Read the ESMO-EORTC position paper:
Main points of the EU Clinical Trials Regulation:
- Introduction of the concept of a patient’s ‘one-time’ consent for use of data, tissues and biological samples, exclusively for the purposes of medical research, that extends beyond the trial itself, with the possibility for the patient to withdraw consent at any time. It is essential is implemented consistently within the both the EU Clinical Trials Regulation and the EU General Data Protection Regulation, and also in all countries because some regulations, like ethical approval, will be the competence of individual national authorities.
- Strong transparency of clinical trial data through the publication of all studies, regardless of results, on a single website
- Streamlining of the application process, adding strict timelines for approval by Member States
- Creation of a single portal for data submissions that will reduce the bureaucratic burden on researchers, particularly for multi-country clinical trials
- Creation of an EU database identifying each clinical trial
- Opinions will now have to be issued within new legally provided timelines (while maintaining the role of ethical committees)
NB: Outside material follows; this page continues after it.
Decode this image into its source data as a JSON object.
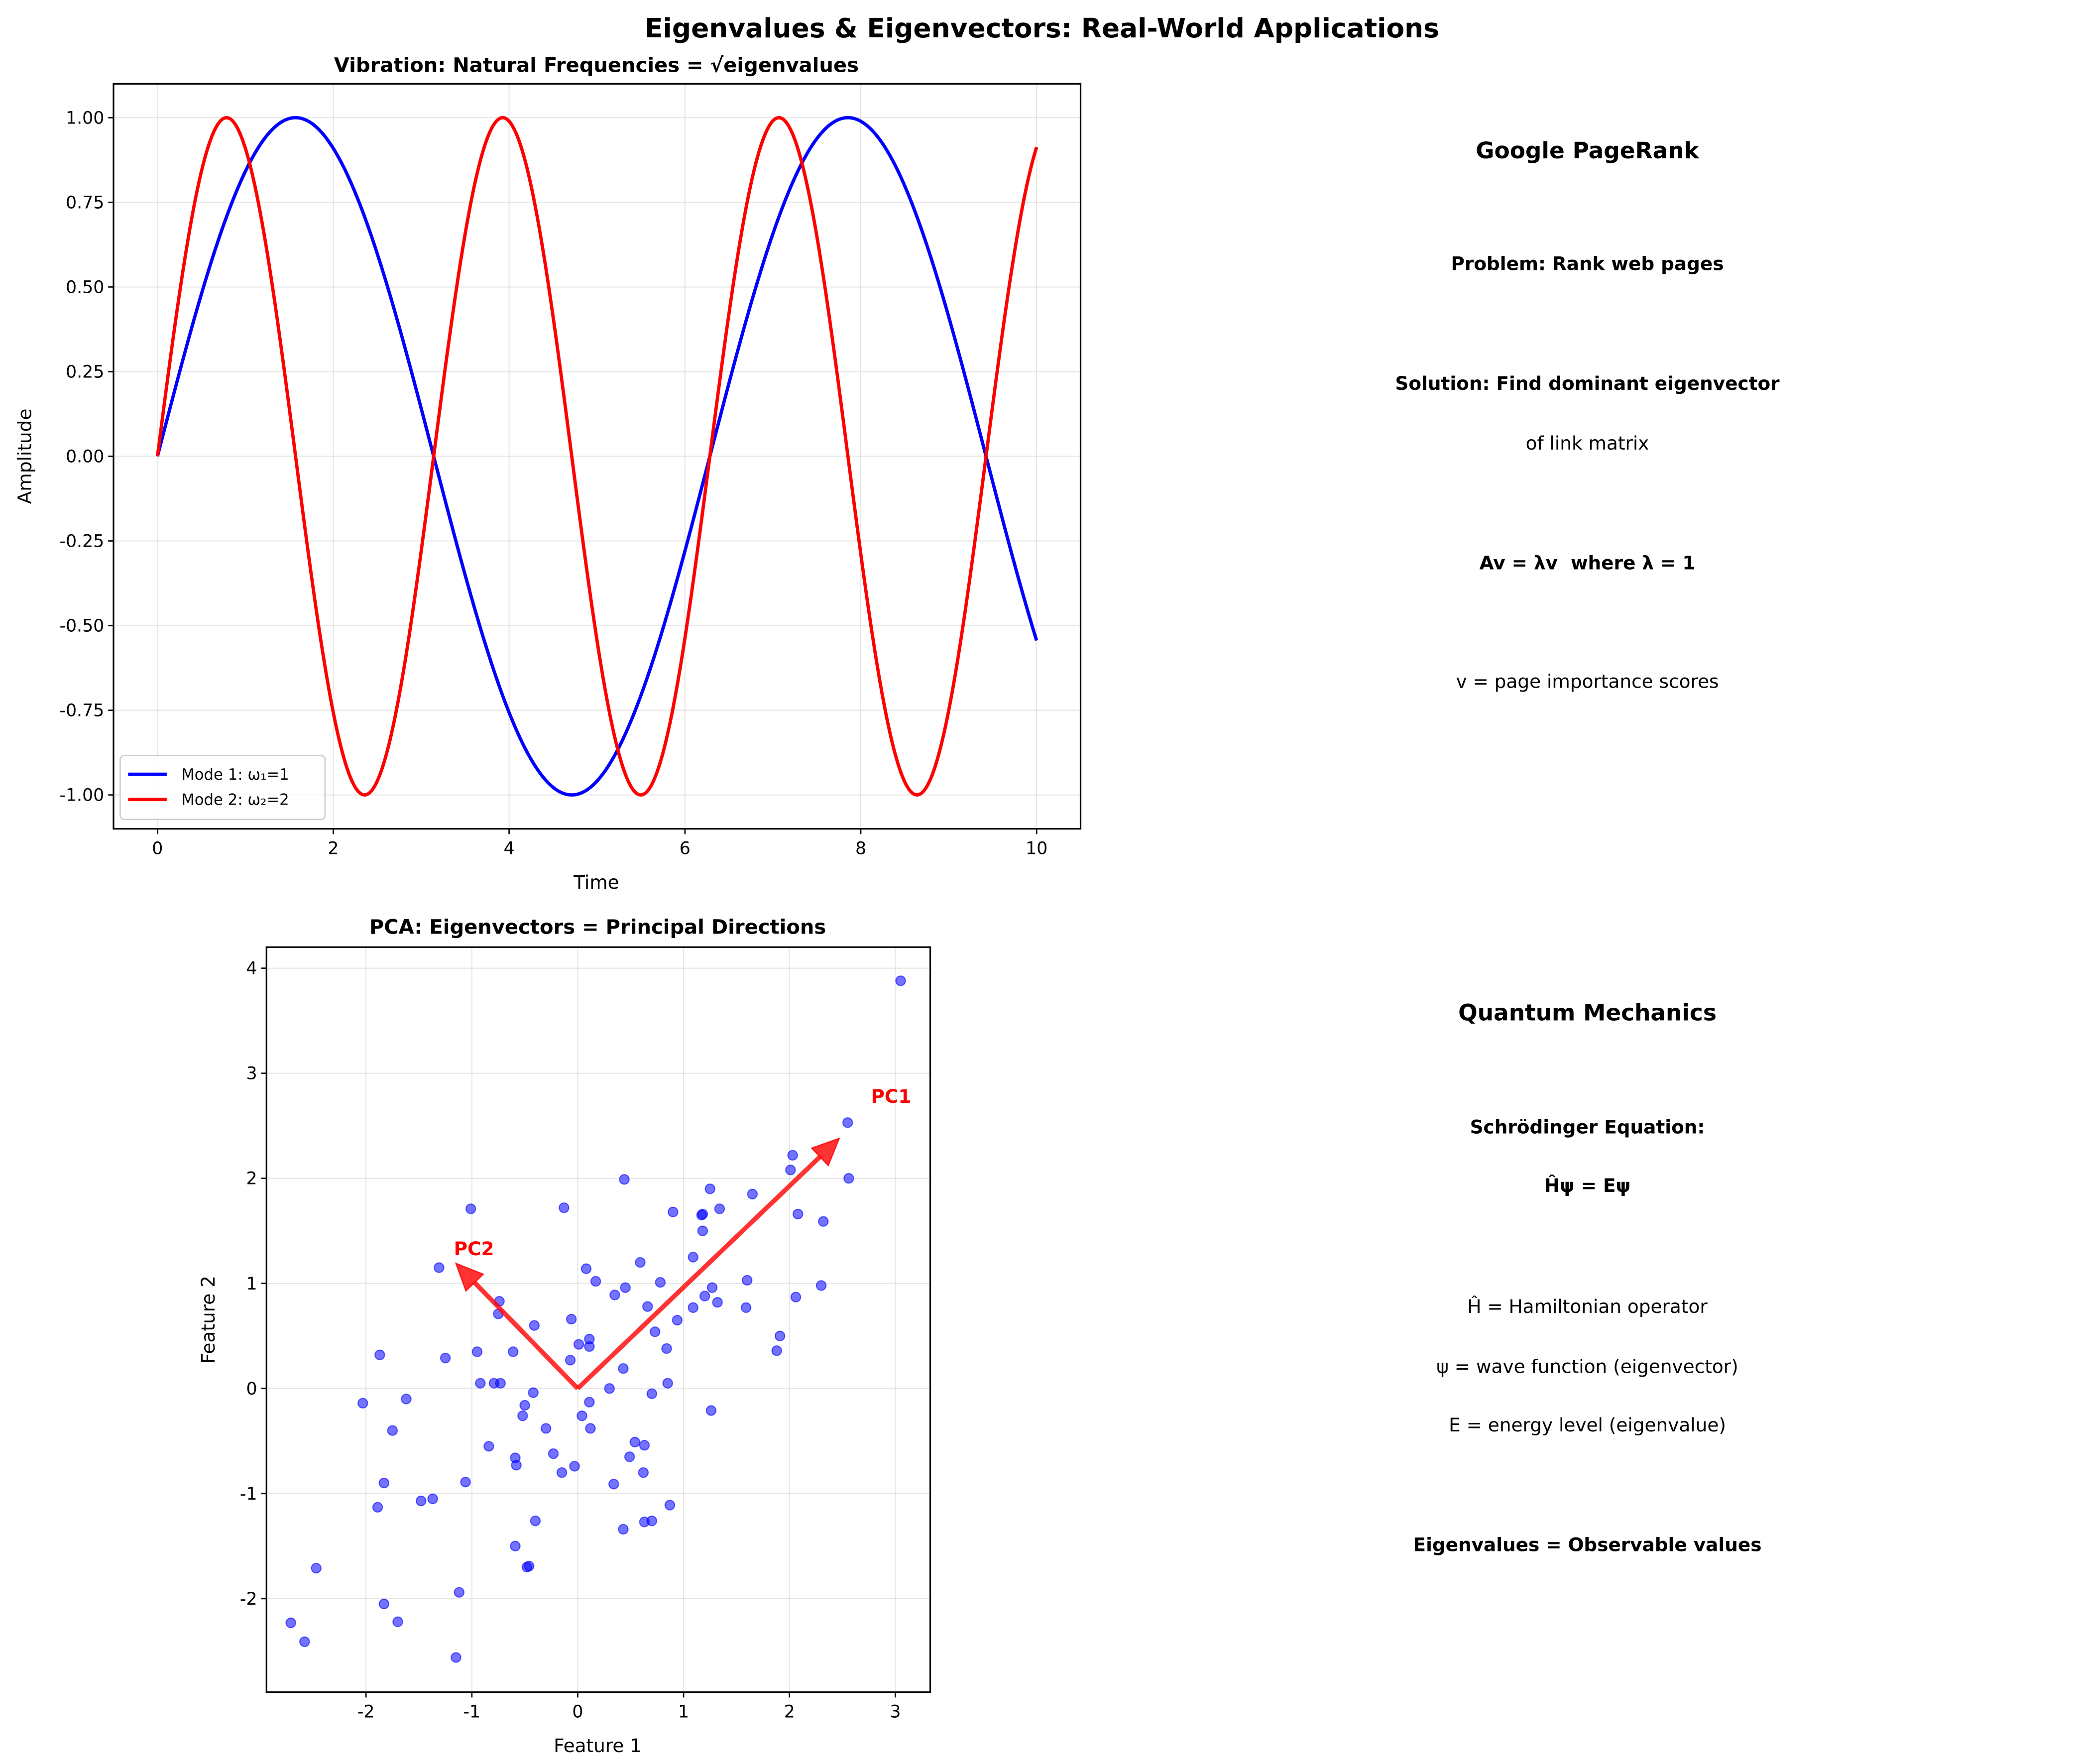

- Definition of ultra-rare diseases as a political concept introduced for the first time at EU level
ESMO is working to ensure that medical oncologists are well informed about the implications of the new Regulation. Together with EU Cooperative Research Groups, and the Clinical Academic Cancer Research Form (CAREFOR), ESMO will monitor the implementation of the EU Clinical Trials Regulation and provide constructive input and feedback to the relevant bodies responsible for the harmonisation of its implementation across the European Union.
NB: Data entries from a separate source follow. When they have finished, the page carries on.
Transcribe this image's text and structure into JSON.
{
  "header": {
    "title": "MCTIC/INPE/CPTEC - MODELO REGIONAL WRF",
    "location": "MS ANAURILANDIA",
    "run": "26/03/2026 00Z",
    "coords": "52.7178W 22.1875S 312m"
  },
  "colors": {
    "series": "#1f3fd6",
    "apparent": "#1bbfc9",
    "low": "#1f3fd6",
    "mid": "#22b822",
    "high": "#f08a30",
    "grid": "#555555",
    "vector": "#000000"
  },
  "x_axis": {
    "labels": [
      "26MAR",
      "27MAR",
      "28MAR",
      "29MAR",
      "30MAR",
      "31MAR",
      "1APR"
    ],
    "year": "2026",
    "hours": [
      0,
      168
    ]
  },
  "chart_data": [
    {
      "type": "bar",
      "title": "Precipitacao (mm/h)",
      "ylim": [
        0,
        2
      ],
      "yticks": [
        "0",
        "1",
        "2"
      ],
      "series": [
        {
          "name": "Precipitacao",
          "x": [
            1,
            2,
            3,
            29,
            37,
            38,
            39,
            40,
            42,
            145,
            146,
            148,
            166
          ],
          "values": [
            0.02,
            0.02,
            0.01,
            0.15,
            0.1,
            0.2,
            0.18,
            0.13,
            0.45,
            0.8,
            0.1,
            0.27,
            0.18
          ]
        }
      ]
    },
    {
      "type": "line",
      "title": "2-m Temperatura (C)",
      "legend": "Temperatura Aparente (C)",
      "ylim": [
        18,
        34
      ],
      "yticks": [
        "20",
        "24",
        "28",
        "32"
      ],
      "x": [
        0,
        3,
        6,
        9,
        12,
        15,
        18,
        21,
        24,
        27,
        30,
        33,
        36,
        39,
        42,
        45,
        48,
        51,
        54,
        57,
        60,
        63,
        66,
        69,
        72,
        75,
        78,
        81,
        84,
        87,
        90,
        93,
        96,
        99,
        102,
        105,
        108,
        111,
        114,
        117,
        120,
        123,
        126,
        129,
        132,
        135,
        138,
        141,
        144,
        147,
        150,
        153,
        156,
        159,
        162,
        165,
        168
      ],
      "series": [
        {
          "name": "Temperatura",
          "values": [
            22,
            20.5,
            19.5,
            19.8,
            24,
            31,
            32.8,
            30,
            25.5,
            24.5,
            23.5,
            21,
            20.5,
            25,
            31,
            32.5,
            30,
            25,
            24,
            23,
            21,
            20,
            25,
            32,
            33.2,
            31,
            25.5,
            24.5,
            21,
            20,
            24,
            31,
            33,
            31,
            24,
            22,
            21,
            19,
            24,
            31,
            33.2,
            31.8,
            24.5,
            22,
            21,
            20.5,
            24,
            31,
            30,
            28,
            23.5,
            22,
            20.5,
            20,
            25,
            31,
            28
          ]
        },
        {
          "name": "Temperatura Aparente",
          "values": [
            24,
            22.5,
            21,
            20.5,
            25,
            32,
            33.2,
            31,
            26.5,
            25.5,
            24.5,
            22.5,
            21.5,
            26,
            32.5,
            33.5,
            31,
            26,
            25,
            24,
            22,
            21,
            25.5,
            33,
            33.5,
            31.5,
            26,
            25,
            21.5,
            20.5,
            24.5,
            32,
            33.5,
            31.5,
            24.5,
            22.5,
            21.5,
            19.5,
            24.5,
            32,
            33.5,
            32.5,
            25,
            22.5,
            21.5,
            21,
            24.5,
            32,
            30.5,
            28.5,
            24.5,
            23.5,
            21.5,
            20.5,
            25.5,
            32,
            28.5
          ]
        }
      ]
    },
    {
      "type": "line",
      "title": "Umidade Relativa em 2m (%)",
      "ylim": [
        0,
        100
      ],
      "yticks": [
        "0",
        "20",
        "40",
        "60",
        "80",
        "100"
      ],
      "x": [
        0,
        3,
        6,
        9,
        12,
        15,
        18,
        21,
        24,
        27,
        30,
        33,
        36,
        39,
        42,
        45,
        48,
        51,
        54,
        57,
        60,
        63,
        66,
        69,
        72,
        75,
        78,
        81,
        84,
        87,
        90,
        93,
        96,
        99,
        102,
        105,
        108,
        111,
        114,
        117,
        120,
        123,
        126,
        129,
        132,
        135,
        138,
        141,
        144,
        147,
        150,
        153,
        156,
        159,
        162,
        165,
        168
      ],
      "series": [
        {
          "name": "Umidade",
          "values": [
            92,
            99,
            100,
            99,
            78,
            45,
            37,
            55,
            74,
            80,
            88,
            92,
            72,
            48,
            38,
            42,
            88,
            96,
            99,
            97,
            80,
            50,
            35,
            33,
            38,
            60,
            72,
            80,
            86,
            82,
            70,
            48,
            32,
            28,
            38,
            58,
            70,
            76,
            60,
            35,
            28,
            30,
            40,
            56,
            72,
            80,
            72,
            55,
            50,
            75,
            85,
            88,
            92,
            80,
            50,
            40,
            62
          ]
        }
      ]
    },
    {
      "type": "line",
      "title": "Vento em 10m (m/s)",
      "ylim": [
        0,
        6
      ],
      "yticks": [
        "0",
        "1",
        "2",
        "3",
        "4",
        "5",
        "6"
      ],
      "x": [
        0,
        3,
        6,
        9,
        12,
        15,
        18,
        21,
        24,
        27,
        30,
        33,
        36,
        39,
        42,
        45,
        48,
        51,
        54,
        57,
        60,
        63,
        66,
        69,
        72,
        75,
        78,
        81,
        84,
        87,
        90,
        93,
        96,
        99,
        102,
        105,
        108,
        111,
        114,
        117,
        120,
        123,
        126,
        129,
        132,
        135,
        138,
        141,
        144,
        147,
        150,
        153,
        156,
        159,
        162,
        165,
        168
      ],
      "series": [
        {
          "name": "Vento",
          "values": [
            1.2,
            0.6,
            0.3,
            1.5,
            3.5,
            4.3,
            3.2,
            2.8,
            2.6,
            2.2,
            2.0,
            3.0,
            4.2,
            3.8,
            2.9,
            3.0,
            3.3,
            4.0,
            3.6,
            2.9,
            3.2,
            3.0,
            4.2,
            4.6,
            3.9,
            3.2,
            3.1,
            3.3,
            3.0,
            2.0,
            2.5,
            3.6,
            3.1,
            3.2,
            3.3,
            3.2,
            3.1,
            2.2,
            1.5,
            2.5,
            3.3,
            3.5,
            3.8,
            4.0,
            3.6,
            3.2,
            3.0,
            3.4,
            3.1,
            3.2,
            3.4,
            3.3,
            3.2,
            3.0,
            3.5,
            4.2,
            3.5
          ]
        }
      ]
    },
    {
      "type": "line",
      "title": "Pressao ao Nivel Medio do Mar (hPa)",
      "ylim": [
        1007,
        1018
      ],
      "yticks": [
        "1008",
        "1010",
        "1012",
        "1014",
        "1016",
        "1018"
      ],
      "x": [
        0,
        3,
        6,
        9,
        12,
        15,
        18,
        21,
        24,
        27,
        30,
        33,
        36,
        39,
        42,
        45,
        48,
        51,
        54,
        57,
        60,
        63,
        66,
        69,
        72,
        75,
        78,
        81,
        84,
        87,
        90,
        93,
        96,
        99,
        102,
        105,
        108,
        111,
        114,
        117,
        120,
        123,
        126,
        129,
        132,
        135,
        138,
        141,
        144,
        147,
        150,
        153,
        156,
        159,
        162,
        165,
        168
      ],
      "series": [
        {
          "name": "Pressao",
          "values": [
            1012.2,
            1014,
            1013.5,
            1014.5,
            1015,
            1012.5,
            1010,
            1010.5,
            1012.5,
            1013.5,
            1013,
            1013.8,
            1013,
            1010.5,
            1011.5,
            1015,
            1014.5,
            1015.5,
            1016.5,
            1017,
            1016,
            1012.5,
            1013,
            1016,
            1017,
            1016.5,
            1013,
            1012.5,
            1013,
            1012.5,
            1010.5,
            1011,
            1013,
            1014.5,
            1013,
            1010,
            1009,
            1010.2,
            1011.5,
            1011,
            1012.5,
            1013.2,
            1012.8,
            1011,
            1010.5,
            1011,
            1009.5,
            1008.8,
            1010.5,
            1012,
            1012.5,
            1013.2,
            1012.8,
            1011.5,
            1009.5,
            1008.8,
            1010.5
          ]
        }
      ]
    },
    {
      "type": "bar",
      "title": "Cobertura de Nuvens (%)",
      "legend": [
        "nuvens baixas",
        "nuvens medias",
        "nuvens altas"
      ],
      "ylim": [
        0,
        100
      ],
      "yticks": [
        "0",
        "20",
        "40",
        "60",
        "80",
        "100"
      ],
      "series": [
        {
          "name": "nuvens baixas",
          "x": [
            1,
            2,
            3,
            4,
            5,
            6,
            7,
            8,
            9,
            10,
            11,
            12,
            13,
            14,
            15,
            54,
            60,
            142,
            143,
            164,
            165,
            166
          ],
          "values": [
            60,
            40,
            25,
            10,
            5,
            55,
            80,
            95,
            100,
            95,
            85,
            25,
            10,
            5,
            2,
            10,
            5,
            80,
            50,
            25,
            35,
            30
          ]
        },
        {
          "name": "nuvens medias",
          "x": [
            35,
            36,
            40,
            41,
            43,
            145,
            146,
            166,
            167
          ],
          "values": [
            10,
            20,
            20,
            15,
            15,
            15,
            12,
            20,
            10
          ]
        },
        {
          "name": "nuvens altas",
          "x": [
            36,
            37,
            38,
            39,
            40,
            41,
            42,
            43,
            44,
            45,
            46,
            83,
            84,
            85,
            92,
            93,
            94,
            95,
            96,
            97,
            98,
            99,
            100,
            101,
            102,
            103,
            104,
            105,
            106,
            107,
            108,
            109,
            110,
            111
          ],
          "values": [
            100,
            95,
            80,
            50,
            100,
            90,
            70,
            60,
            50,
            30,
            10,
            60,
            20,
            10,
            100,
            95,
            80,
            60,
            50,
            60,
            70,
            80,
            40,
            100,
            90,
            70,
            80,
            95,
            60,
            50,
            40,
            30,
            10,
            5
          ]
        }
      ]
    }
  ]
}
CAREFOR is a collaborative effort between ESMO, EORTC and EACR.
In 2017, CAREFOR published a position paper on Safeguarding the Future of Independent, Academic Clinical Cancer Research in Europe for the Benefit of Patients. The paper outlines CAREFOR’s scope and goals to protect and promote academic clinical cancer research in Europe.
In 2020, CAREFOR published a paper in 2020 on Current models, challenges and best practices for work conducted between European academic cooperative groups and industry outlining how academic research groups should interact with the industry.
ESMO continues to be engaged in policy efforts to facilitate cancer research in Europe to support its members and improve patient outcomes.